Los influencers están en auge, blogueros o instagramers con miles de seguidores en RRSS y una comunidad fiel que para las marcas cuentan con un gran atractivo, pero… ¿saben las marcas sacarles el máximo partido con el gran potencial que tienen? Con una buena estrategia de comunicación y acercándose a ellos de forma correcta las marcas saldrían beneficiadas, sin duda. Potenciarían su marca y el éxito estaría casi garantizado. Pero aunque todo esto parezca obvio, todavía hay muchas marcas que no saben darle a la estrategia de comunicación el valor que tiene y siguen sin dedicar parte de sus presupuestos a contratar a buenos profesionales en comunicación que les asesoren y les sepan diseñar campañas a medida y de calidad.

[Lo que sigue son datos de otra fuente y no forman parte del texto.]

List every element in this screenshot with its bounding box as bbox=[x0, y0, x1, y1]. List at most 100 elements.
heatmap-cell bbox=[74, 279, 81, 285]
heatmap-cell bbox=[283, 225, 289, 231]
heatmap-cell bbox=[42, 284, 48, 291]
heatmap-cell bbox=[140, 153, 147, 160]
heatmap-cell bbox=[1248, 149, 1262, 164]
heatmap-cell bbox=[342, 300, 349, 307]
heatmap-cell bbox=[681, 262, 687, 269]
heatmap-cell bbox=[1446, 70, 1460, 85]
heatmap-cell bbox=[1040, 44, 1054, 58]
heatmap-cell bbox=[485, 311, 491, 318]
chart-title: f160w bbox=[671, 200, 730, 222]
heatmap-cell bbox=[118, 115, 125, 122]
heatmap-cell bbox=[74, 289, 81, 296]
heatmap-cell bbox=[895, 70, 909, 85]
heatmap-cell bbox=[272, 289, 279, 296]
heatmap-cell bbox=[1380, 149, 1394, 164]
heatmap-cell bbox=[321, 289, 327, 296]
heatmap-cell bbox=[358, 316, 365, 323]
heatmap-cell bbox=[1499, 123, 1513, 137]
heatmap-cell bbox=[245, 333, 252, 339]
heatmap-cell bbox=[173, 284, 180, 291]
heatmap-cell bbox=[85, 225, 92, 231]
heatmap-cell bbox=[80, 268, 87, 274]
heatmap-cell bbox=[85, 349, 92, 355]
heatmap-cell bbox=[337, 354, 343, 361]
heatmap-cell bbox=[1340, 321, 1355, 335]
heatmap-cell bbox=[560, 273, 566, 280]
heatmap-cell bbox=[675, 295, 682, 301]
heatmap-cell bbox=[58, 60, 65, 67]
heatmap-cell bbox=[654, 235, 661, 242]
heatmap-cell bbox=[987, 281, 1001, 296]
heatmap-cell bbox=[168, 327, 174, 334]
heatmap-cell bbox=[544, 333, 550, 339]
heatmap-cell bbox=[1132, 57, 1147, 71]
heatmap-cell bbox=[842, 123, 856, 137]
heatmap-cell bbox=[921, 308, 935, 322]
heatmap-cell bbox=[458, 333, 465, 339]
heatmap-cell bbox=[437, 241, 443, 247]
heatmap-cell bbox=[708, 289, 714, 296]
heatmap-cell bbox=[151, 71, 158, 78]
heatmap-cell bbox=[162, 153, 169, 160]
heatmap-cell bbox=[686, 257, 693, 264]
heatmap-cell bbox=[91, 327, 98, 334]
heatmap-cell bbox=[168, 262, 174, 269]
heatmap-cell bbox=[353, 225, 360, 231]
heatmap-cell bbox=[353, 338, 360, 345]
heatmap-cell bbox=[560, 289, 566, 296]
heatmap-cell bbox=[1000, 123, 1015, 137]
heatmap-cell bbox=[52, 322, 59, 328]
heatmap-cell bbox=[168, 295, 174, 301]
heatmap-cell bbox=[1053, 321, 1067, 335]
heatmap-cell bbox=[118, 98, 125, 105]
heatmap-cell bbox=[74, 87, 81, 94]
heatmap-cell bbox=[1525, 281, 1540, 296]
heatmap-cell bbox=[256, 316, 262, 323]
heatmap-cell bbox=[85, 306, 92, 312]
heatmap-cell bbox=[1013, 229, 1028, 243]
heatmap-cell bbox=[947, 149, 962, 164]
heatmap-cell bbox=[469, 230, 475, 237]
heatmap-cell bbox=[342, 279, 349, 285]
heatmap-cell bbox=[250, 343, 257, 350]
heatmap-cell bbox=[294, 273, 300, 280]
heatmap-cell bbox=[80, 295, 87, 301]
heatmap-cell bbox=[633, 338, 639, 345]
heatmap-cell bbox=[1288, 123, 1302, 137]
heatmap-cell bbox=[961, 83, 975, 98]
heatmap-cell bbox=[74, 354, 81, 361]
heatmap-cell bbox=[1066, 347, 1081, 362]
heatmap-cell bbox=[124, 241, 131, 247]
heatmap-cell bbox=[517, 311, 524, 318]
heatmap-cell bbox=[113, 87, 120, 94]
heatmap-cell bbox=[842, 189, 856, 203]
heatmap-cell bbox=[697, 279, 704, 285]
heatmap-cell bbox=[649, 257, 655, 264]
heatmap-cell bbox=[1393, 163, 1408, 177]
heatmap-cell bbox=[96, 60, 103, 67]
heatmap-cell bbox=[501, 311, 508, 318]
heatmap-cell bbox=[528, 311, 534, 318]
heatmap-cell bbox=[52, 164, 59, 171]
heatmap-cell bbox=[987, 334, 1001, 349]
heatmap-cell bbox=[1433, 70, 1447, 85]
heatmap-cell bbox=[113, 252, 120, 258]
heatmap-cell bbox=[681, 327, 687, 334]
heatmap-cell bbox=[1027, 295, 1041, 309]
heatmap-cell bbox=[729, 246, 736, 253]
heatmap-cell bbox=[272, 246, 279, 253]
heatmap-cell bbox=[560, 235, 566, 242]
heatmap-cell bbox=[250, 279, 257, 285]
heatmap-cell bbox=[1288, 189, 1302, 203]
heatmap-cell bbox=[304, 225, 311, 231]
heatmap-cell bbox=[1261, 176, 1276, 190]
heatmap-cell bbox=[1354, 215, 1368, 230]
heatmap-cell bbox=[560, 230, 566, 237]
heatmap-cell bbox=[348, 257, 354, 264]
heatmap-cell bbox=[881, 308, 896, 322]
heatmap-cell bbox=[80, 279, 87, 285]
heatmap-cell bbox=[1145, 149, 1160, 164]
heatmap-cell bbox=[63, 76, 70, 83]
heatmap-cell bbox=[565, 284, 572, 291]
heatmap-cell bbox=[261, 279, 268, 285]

De este tema saben mucho grandes influencers que cada día se topan con empresas que lo hacen muy bien y con otras muchas que todavía siguen estancadas, que parecen no querer evolucionar, y que siguen pensando que su forma de hacer las cosas es la única que vale y no quieren dejarse asesorar. María José Cayuela es bloguera e influencer en el sector maternal desde hace más de 10 año. Una gran profesional autora de varios blogs muy conocidos (“Blogmodabebe“, “Juguetes e Ideas“, “Familias Activas” y “Trends and Fashion“, entre otros ) Cuenta con miles de fans en RRSS que la siguen muy de cerca, además de un largo currículum en el mundo de la comunicación. Pero lo que sin duda destaca en ella es que María José pone profesionalidad, corazón y ganas en todo lo que hace y eso se nota en el resultado. Experiencias con marcas seguramente nos podría contar muchas y anécdotas miles o millones…  Hoy tenemos la suerte de tenerla por aquí para hacerle algunas preguntas que seguro no ayudarán a entender mucho mejor como desarrolla su trabajo.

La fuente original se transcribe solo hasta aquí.